Something like that, anyway. Remember that Protect IP act that Senator Ron Wyden stalled in the US Senate this Spring? (Guess who’s getting another vote from me next time around.) Well now Big Hollywood, who will do anything, even at the expense of freedom of speech, and the very functionality of the Internet itself, is trying to rawdog an even worse bill through, but this time in the House.
Once again it’s going to, “protect artists, blah blah, save the economy.” But, really, all it will do, aside from propping up a content distribution model that’s flawed and pitifully outmoded, is cause problems for honest technology companies and internet users. Not to mention the implications for freedom of speech. Telling search engines and DNS servers what they can and cannot list puts us just one step closer to handling the Internet like the People’s Republic of China.
Even if it weren’t for the huge collateral damage, ( I’d liken it to taking a wrecking ball to drywall to kill a spider.) this bill really helps nobody, except the people who want to turn the Internet into a TV. And, let me tell you, the people funding this bill would love that. We’re talking about big companies who long for the days when they told everyone what was there to watch and it was difficult to impossible to get content out as an independent artist.
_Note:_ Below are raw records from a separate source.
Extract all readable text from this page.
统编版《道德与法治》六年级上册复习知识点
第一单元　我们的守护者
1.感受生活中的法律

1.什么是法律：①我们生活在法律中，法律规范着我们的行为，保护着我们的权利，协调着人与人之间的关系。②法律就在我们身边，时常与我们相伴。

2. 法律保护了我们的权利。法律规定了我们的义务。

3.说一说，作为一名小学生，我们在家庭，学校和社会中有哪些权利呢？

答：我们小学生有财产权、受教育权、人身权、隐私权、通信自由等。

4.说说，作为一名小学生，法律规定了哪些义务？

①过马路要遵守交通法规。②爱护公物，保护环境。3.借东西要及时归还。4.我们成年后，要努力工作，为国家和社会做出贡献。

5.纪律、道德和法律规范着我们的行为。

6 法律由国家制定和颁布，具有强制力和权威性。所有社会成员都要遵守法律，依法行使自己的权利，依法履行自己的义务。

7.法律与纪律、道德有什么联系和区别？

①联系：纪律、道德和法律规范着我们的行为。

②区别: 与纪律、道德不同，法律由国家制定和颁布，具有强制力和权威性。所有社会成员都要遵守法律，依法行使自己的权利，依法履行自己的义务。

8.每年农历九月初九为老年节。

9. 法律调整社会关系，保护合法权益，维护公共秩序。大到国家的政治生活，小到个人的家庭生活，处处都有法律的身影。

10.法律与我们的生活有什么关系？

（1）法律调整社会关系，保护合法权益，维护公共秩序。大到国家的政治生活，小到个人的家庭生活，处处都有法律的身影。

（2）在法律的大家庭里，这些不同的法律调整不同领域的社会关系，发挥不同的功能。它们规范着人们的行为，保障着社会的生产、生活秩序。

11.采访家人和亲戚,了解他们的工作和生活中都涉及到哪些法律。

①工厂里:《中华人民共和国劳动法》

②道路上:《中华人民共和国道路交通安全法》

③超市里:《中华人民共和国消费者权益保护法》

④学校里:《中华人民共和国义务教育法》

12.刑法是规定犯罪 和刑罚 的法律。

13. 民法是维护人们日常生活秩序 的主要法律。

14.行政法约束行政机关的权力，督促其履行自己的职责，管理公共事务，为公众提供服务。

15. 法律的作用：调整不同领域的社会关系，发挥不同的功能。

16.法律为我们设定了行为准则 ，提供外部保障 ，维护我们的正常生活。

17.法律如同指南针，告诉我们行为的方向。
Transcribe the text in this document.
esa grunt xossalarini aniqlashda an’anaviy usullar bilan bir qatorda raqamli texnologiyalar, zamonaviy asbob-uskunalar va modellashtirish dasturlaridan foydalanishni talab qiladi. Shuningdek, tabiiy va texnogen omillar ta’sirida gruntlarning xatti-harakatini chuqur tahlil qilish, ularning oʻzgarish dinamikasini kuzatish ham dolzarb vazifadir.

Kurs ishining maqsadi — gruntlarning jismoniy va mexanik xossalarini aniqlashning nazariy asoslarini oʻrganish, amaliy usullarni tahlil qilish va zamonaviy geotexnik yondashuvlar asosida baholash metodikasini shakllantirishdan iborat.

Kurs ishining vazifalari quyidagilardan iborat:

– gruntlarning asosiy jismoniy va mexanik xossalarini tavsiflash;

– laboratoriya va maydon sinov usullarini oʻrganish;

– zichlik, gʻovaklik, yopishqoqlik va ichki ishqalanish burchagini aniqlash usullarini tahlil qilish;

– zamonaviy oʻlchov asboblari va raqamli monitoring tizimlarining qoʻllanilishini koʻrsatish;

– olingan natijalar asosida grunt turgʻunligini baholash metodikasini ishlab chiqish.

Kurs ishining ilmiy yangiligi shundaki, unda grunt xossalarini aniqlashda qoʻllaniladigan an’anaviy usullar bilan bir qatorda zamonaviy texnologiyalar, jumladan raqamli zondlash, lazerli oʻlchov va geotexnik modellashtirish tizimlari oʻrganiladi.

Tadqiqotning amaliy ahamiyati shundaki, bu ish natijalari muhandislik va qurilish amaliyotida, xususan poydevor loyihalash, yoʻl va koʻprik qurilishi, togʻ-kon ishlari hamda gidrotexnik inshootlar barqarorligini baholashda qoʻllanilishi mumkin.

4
They might be stringing along a few unions with them (basically groups that, in this case strive to maintain strict control on who gets to work professionally in their industry rather than benefit the working class as a whole) or “artist groups.” but it’s bunk.
This bill is a sham that rich entertainment executives want to shove through so they can bandage their leaky, sinking ship for a few more minutes, with great cost and inconvenience to a great many people… and the pirating websites they’re supposedly targeting will laugh and adapt to this in moments, suffering little if any at all damage.